There is no hurry in these transactions as there is in New York where a conversation can be continued in short bursts over several days without either party missing a beat. Each way of doing it, I think, has its virtues and drawbacks.
It took no more than a day to adapt to the quiet in my new neighborhood. Horn honking - without which no vehicle can travel more than 50 feet in New York City 24/7 - is almost unknown here. I have yet to wake during the night in my new bedroom and that hadn’t happened in New York in at least a decade.
The most difficult change is the necessity to drive somewhere even for the most minor requirements of life. In New York, food – and pretty much anything else – is no more than half a block or even only a phone call away. In Portland, if I need a quart of milk or have run out of bathroom tissue, it’s not just a quick run to the corner - it’s a drive of 15 to 30 minutes depending on the item.
At those times, I long for the guys at my corner deli in New York, but I’ll just have to do a better job than I have so far of keeping a running list of items I need. It is, after all, how most of the people in the United States live. Give me another couple of weeks and I think I’ll work it out.
If that’s the biggest problem in my move – and it is – adapting, even at 65, is obviously not an issue.

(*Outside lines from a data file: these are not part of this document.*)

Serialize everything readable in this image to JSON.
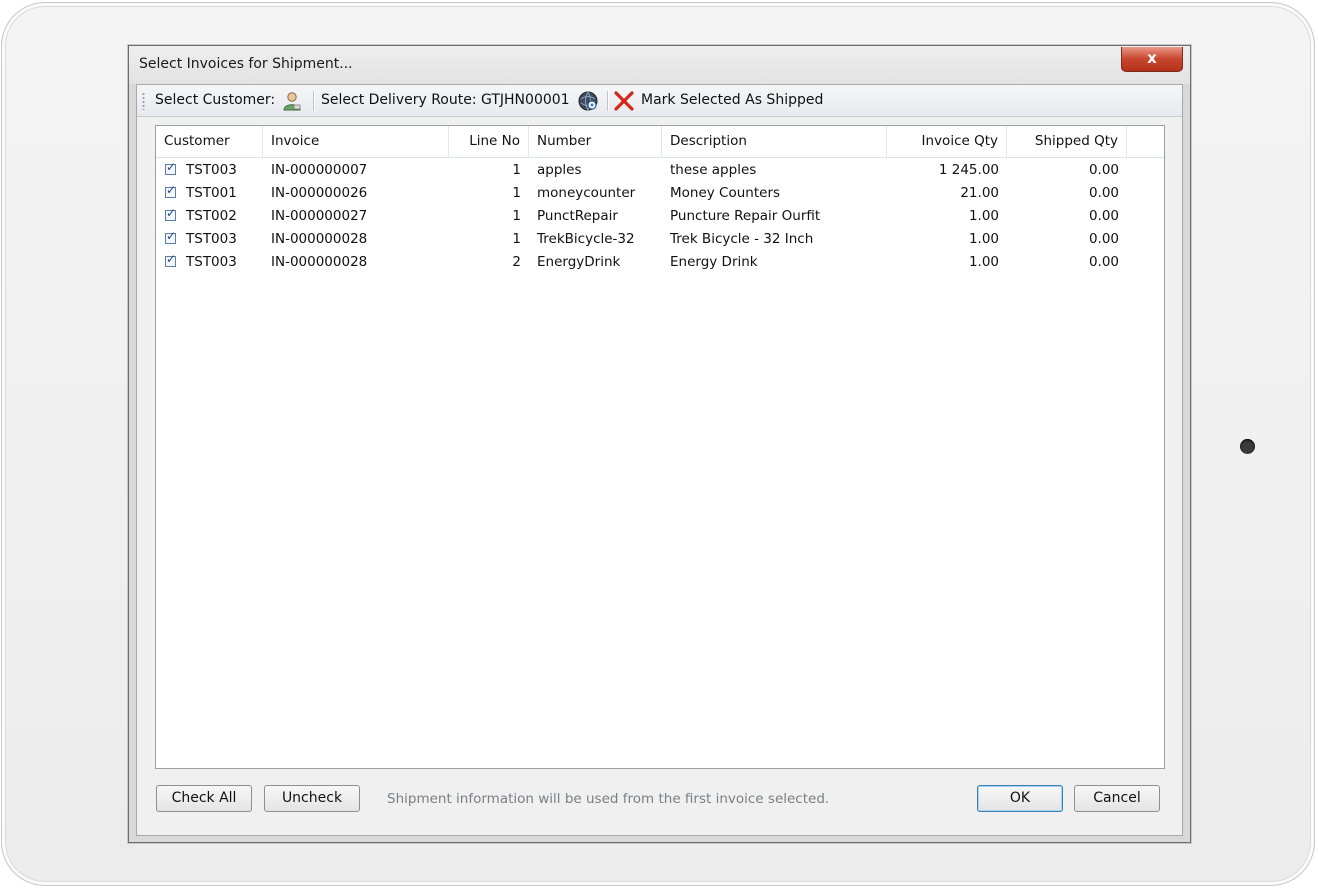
{
  "window": {
    "title": "Select Invoices for Shipment...",
    "close_label": "x"
  },
  "toolbar": {
    "select_customer_label": "Select Customer:",
    "select_route_label": "Select Delivery Route:",
    "route_value": "GTJHN00001",
    "mark_shipped_label": "Mark Selected As Shipped"
  },
  "grid": {
    "columns": [
      "Customer",
      "Invoice",
      "Line No",
      "Number",
      "Description",
      "Invoice Qty",
      "Shipped Qty"
    ],
    "rows": [
      {
        "checked": true,
        "customer": "TST003",
        "invoice": "IN-000000007",
        "line_no": "1",
        "number": "apples",
        "description": "these apples",
        "invoice_qty": "1 245.00",
        "shipped_qty": "0.00"
      },
      {
        "checked": true,
        "customer": "TST001",
        "invoice": "IN-000000026",
        "line_no": "1",
        "number": "moneycounter",
        "description": "Money Counters",
        "invoice_qty": "21.00",
        "shipped_qty": "0.00"
      },
      {
        "checked": true,
        "customer": "TST002",
        "invoice": "IN-000000027",
        "line_no": "1",
        "number": "PunctRepair",
        "description": "Puncture Repair Ourfit",
        "invoice_qty": "1.00",
        "shipped_qty": "0.00"
      },
      {
        "checked": true,
        "customer": "TST003",
        "invoice": "IN-000000028",
        "line_no": "1",
        "number": "TrekBicycle-32",
        "description": "Trek Bicycle - 32 Inch",
        "invoice_qty": "1.00",
        "shipped_qty": "0.00"
      },
      {
        "checked": true,
        "customer": "TST003",
        "invoice": "IN-000000028",
        "line_no": "2",
        "number": "EnergyDrink",
        "description": "Energy Drink",
        "invoice_qty": "1.00",
        "shipped_qty": "0.00"
      }
    ]
  },
  "footer": {
    "check_all_label": "Check All",
    "uncheck_label": "Uncheck",
    "note": "Shipment information will be used from the first invoice selected.",
    "ok_label": "OK",
    "cancel_label": "Cancel"
  },
  "icons": {
    "customer": "user-icon",
    "route": "globe-route-icon",
    "mark": "red-x-icon",
    "check": "checkbox-checked-icon"
  },
  "colors": {
    "close_button": "#c8452d",
    "mark_x": "#d0281c",
    "default_button_border": "#3c7fb1"
  }
}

It’s been so easy and so pleasant a change in daily life that it has crossed my mind a couple of times that I should have done this years go. Interesting thought, but I have no patience for regrets. I’m here now, happy in my new home and I wish Ian as easy a transition to his new life.
Ronni's experience seems to mirror that of many people (including me) that life in smaller towns and cities has much to offer and they are not the cultural desert denizens of places like London and New York would have us believe. You might want to look at the Cool Town Studios blog, devoted to just this point.